In close at Belle Hougue there are numerous passages to be explored and at the western edge of the headland is Belle Hougue cave.  Access is difficult from the land and when it was first known to have been entered, in 1914, it contained stalagmites and stalactites.  Inside there have also been discovered the antlers, teeth and bones of a small species of deer which is unknown anywhere else.  Belle Hougue is a dramatic and awe inspiring location which demands respect in certain wind and tidal conditions.  It is also often the first place that the effect of the swell can be felt when you are paddling west along the north coast.

Belle Hougue
Belle Hougue seen from close to Bonne Nuit, the small harbour to the west. The coastal footpath is clearly visible descending diagonally.
Belle Hougue
Starting to surf on the front wave. Tour de Rozel is the headland visible in the distance.
Belle Hougue
This photograph was taken in the same place as the one above but on a day with different water and light conditions. The main difference is that there is a slightly larger swell on this day.
Belle Hougue
Looking west towards the main headland. Belle Hougue cave is close to the base of the cliffs where the obvious skyline reaches the water.
Belle Hougue
Threading through the channels close in shore. On days with a big swell this area challenges the skill level of most paddlers.
Belle Hougue
A moody winters morning.
Belle Hougue
Belle Hougue seen from above just after take from Jersey.

Belle Hougue is one of those headlands which I never tire of paddling around.  The water is often entertaining even on the calmest summer days.

First Paddle of the Year

First Paddle of the Year
Today was one of those days when it would have been so easy to stay in bed or to go to the gym, but it was well worth making the effort to head out in to the rain.  With strong winds from the south blowing the north coast was the only really viable option.  Bouley Bay to Rozel and back.  A good run out for my first paddle of the year.
 Kate inside Rozel Harbour.   Just about to head back.
 Kate trying to get a bit of help from the following wind.
 The north side of the harbour wall provided some shelter from the strong offshore wind.
 Relaxing paddle back, not rushing as the thought of getting changed in the rain wasn’t too appealing

 

 At times the rain was so heavy that it obscured the finer details of Bouley Bay.
 Water was running down the road with some considerable force and then amazingly after we had tied the kayaks on the cars the rain stopped and we were able to get changed in the dry!

 

 Water pouring down the steps and onto the beach had discoloured the sea.

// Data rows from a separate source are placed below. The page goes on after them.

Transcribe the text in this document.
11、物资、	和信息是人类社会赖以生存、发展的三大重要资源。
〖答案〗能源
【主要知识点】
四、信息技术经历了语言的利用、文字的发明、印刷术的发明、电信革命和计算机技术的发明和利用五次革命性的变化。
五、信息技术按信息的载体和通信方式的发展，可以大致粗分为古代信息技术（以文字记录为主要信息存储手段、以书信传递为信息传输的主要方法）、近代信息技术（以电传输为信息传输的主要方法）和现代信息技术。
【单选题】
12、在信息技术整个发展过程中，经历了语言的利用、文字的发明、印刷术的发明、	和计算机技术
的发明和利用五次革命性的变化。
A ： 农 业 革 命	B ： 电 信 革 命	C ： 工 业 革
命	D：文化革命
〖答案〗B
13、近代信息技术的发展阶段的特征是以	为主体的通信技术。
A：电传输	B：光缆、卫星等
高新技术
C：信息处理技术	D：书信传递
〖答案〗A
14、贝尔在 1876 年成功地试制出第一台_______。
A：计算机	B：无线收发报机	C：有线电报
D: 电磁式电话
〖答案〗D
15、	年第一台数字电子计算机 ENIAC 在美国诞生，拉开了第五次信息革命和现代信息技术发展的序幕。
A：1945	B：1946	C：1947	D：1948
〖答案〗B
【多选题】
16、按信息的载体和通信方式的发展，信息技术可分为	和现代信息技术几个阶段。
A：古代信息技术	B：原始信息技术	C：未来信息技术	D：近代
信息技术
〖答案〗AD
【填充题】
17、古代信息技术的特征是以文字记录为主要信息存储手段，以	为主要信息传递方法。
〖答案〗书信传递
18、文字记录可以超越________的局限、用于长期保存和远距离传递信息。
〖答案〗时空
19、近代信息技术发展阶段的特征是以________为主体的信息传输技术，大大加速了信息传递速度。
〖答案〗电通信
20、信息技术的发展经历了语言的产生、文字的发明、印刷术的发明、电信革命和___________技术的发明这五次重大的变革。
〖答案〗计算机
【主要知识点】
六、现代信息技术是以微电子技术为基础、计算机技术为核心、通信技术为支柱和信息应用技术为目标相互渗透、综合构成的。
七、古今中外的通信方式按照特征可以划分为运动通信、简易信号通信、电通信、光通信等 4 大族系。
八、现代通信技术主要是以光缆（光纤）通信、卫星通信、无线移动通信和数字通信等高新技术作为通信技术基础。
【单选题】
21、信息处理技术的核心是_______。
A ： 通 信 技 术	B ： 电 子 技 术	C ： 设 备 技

Last paddle of the year: Bouley Bay

Last paddle of the year: Bouley Bay
After a Christmas break away from the Island it was good to get a quick paddle in today.  The south easterly force 6-7, which was forecast, plus the rather large westerly swell reduced the options but Bouley Bay on the north coast seemed ideal for a couple of hours out on the water.
For the last paddle of the year it proved to be a pretty reasonable choice.
 The small pier was constructed in 1828, although there had been earlier plans to construct a much larger harbour in the area.  This project was dropped due to the lack of available flat land to build on.
 The heavy rain of recent weeks has resulted in a few seasonal waterfalls appearing along this section of coast.
 Alex approaching Tour de Rozel, the wind was pushing us along quite nicely.
 Tour de Rozel is one of the iconic landmarks of the north coast of the Island.  On the flood a delightful tide race develops, which has provided hundreds of hours of entertainment to local kayakers, over the years.  Here are a few pictures taken 5 years ago.
 Fort Leicester dominated the western side of the bay, rebuilt in 1835 it is now available for hire from Jersey Heritage, as a rather unique place to stay.